Looking for straight A’s and an education at a top-notch school? Better treat that sniffle, the Norwegians are saying.
It’s that season again. Everyone with allergies is beginning to run around, sneezing like mad.
Allergies to pollen strike an estimated 50 million people each year in the United States, and most of think that it simply causes discomfort. A stuffy nose, itchy eyes, feeling sluggish- none of it’s contagious.
Most of us feel it’s a temporary thing that, annoying as it is, will sometime go away.
But that may not be the whole picture. A study out of the Norwegian University of Science and Technology in Norway is saying that pollen allergies are affecting students’ grades. Didn’t get into Harvard? It might be your hay fever holding you back.
(photo credit: www.pixabay.com)
PhD candidate Simon Bensnes looked at the results of end-of-year exams taken by students in Norway between 2008-2011. It was found that when pollen counts went up, the grades of 10 per cent of those students who were allergic to pollen actually decreased by a 2.5 per cent, or a whole grade.
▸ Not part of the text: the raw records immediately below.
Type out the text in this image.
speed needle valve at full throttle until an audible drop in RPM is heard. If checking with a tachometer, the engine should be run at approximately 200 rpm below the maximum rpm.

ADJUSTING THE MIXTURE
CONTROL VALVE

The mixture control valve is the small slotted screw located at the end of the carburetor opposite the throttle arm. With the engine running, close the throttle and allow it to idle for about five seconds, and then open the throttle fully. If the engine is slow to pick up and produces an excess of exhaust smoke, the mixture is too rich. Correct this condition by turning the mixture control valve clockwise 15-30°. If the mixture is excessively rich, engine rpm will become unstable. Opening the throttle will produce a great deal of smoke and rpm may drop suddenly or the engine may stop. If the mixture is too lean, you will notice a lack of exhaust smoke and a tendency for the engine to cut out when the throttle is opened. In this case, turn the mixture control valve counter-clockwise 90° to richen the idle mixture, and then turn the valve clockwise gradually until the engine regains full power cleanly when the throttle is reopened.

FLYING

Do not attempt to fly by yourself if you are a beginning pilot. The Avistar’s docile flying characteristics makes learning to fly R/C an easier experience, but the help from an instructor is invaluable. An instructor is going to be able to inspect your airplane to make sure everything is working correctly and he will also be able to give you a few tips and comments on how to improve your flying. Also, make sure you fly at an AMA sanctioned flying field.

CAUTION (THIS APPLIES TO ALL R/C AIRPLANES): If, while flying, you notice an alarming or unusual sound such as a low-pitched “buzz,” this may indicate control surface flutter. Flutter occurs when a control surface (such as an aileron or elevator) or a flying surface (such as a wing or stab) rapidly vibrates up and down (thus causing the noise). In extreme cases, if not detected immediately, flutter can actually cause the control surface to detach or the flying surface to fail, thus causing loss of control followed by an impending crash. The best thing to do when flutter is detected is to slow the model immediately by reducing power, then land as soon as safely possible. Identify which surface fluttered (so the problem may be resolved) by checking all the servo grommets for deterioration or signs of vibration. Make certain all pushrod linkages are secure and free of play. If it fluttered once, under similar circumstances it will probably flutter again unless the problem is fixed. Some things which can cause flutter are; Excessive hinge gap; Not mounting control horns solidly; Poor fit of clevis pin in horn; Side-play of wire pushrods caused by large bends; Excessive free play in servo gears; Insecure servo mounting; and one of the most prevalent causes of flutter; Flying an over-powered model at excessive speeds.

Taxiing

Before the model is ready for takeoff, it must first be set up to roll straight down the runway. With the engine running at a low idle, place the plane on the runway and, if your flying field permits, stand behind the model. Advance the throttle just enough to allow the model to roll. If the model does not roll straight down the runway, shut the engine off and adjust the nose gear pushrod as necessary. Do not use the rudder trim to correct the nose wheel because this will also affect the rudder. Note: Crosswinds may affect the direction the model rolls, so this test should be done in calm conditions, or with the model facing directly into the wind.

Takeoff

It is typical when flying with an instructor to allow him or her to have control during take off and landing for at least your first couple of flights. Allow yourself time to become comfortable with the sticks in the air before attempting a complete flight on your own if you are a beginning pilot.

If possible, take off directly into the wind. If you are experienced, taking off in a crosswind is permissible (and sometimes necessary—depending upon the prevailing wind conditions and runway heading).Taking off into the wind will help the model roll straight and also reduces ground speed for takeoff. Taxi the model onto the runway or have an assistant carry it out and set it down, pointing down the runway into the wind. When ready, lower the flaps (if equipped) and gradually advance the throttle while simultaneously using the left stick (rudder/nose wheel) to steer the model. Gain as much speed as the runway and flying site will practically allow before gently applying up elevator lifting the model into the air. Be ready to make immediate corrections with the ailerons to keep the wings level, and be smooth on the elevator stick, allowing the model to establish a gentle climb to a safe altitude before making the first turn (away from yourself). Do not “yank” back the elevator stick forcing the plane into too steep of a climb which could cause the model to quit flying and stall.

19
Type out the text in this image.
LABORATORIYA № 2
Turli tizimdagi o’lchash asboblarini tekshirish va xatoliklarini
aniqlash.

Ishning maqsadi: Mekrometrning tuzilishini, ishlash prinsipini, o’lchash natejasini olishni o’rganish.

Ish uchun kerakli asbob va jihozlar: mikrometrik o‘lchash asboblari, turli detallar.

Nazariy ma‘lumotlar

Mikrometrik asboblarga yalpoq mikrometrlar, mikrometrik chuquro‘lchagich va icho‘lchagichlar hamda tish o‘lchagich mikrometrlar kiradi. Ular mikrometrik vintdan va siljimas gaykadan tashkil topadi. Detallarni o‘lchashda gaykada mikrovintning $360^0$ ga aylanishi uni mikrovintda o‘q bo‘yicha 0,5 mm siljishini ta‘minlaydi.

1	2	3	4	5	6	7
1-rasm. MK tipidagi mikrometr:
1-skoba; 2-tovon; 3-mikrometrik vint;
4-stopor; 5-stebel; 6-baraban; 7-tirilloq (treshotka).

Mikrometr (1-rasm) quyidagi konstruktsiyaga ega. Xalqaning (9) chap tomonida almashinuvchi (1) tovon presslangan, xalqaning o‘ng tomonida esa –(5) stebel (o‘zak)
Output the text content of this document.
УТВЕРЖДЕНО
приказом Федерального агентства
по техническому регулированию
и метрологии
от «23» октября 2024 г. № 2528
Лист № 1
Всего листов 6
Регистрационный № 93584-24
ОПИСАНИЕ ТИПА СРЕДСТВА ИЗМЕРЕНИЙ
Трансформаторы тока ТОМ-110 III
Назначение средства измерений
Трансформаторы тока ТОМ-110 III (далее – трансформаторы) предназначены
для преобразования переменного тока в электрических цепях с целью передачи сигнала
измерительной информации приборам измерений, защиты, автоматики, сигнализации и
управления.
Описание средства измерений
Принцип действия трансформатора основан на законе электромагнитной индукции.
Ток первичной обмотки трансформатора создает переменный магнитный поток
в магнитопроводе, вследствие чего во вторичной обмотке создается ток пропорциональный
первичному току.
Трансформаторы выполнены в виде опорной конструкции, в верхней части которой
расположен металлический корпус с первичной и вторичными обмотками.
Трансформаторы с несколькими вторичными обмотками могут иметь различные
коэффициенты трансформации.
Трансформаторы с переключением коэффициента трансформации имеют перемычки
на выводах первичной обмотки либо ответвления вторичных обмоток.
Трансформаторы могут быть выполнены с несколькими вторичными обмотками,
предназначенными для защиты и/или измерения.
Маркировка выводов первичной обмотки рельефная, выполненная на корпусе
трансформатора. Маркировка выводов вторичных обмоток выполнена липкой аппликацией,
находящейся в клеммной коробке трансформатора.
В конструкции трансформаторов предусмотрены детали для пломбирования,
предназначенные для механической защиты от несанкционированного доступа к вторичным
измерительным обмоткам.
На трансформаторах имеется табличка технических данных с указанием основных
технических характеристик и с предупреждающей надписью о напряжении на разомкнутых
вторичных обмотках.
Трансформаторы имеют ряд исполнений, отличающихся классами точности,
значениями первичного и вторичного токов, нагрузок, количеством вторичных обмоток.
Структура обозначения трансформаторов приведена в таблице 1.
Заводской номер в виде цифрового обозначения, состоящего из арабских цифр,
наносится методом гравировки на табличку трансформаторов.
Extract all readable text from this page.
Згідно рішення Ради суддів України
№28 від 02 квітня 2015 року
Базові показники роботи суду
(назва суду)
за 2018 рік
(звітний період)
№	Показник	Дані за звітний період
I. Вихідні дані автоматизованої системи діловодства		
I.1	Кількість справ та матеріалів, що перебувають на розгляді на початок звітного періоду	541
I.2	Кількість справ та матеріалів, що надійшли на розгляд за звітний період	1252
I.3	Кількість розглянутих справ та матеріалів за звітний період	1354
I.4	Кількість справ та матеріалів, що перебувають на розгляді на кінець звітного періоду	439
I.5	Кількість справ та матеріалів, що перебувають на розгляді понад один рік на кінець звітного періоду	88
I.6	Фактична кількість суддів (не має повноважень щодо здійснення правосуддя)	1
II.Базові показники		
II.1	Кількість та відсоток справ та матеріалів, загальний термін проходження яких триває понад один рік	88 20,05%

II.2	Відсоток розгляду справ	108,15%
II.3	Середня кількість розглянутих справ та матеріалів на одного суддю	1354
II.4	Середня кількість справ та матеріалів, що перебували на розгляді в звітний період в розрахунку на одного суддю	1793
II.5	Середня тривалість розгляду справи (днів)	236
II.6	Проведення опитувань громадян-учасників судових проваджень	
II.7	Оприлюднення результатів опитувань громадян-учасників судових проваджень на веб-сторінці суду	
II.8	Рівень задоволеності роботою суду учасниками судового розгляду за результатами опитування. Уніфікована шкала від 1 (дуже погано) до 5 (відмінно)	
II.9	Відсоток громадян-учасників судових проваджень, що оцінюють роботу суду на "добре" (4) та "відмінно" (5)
Student suffering from hay fever had grades that dropped from B to B-, C to C- and so forth.
What did Bensnes, the study author, have to say about it?
“The results appear to show that pupils with pollen allergies don’t have the same opportunities to study what they want to at university — not because their skills are inferior, but because they are suffering from hay fever symptoms during the exams,” he commented.
The solution? Students need to be properly diagnosed and therefore have the chance to be medicated, Bensnes feels.
So, there you go kids: tell your parents it wasn’t for lack of trying that you didn’t get in, it was simply the trees. That being said, don’t worry too much. You’re bound to get a great education at a school that appreciates every part of you, including your sniffling nose.